Nationally, slightly more than half of health care workers in nursing homes were fully vaccinated (56%) and about 78% of residents were fully vaccinated as of the week ending June 20. Here in Rhode Island, 88% of residents have been fully vaccinated and 71% of staff.

At the national level, COVID cases and deaths have dropped significantly from the previous dashboard release. Deaths of nursing home residents in Rhode Island increased from what they were in the previous period, rising from zero to 2 per 100 residents. Resident cases, however, dropped from 0.67 per 100 residents to 0.10 and new staff cases declined from 0.81 to 0.17 per 100 residents.

AARP RI New State Director, Catherine Taylor concerned about Delta variant in nursing homes

“The general drop in cases and deaths in nursing homes is welcome news,” said AARP Rhode Island State Director Catherine Taylor, “But the potential for the highly contagious Delta variant causing more harm to residents and staff is very real. We must do everything we can to keep them safe from the virus, which means encouraging residents and staff in long-term care facilities to get a free COVID vaccine to protect themselves, their family and their community.”

AARP recently submitted a letter to the Centers for Medicare and Medicare Services (CMS) recommending the federal government commit to working with states, long-term care facilities, and other entities to ensure that facilities can access and administer vaccines on a continuing basis for the foreseeable future. The letter also applauds CMS for publishing data on nursing home vaccinations, and calls on the agency to offer that data in a more user-friendly format. AARP has repeatedly urged transparency and public reporting about the impact of COVID on nursing facilities.

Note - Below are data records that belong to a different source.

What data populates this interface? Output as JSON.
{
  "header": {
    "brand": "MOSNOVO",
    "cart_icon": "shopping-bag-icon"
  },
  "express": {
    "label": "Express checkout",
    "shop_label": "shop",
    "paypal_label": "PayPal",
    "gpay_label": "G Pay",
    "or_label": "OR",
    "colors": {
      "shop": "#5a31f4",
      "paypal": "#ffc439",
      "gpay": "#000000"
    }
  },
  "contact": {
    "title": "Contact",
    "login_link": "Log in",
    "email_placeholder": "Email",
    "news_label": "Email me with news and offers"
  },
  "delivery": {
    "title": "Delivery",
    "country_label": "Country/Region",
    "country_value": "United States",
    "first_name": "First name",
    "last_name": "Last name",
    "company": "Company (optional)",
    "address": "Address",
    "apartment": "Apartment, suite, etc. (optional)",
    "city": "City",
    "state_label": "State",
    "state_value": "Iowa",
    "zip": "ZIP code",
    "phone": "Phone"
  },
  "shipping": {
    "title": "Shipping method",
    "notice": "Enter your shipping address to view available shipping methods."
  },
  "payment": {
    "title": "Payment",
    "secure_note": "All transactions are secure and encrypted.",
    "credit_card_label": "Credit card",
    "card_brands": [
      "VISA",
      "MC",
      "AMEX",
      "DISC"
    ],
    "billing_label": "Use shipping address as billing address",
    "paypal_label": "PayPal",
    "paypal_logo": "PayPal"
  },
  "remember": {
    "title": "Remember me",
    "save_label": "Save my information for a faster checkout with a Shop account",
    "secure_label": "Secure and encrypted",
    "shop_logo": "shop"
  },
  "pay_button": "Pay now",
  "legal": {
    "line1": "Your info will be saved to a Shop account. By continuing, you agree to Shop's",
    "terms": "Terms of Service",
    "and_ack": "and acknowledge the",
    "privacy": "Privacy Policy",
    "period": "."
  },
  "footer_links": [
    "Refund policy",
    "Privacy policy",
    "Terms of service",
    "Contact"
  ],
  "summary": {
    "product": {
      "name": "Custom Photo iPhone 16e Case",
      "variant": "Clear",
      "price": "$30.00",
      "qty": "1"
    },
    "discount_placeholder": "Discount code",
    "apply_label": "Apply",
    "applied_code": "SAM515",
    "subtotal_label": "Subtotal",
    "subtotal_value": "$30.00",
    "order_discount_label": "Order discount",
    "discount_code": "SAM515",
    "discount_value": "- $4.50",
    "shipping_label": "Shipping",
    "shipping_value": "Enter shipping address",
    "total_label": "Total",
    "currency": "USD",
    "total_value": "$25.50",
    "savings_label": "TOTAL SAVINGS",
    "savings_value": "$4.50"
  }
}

Governor Baker – Massachusetts

This week Governor Baker called for all medical workers to show proof of vaccinations. The Baker administration announced Wednesday that all staff in long-term care facilities, including skilled nursing facilities and the state’s two Soldiers’ Homes, must be fully vaccinated against COVID-19 by Oct. 10.

According to the state’s press release, as of Aug. 2, about half of the 378 skilled nursing facilities in Massachusetts had less than 75% of their staffers fully vaccinated.

“Today’s actions reinforce the state’s commitment to ensuring the safety and care for these residents, some of our most vulnerable residents,” the administration said in its statement.

Staff includes everyone employed by the provider, either directly or contracted.

Governor McKee – Rhode Island

This Tuesday, Governor McKee will hold a COVID-19 status update and press conference. At this press conference, the Director of the RI Department of Health, Dr. Alexander-Scott is expected to attend. We hope vaccinations for nursing home and medical workers will be a major recommendation – or mandate – that will be made this week.

200,000 Rhode Islanders are eligible for the vaccine – but have opted not to get one. Dr. MacDonald, of the Health Department calls the Delta variant “an optional pandemic” – there’s no reason we had to be here.

We know what we did wrong last time. We know who we let down. We know who we need to protect more than any other group – our seniors, our frail, those with medical conditions and those in medical care.

Let us begin – again – with all sadness that we must – and let us begin with our healthcare workers.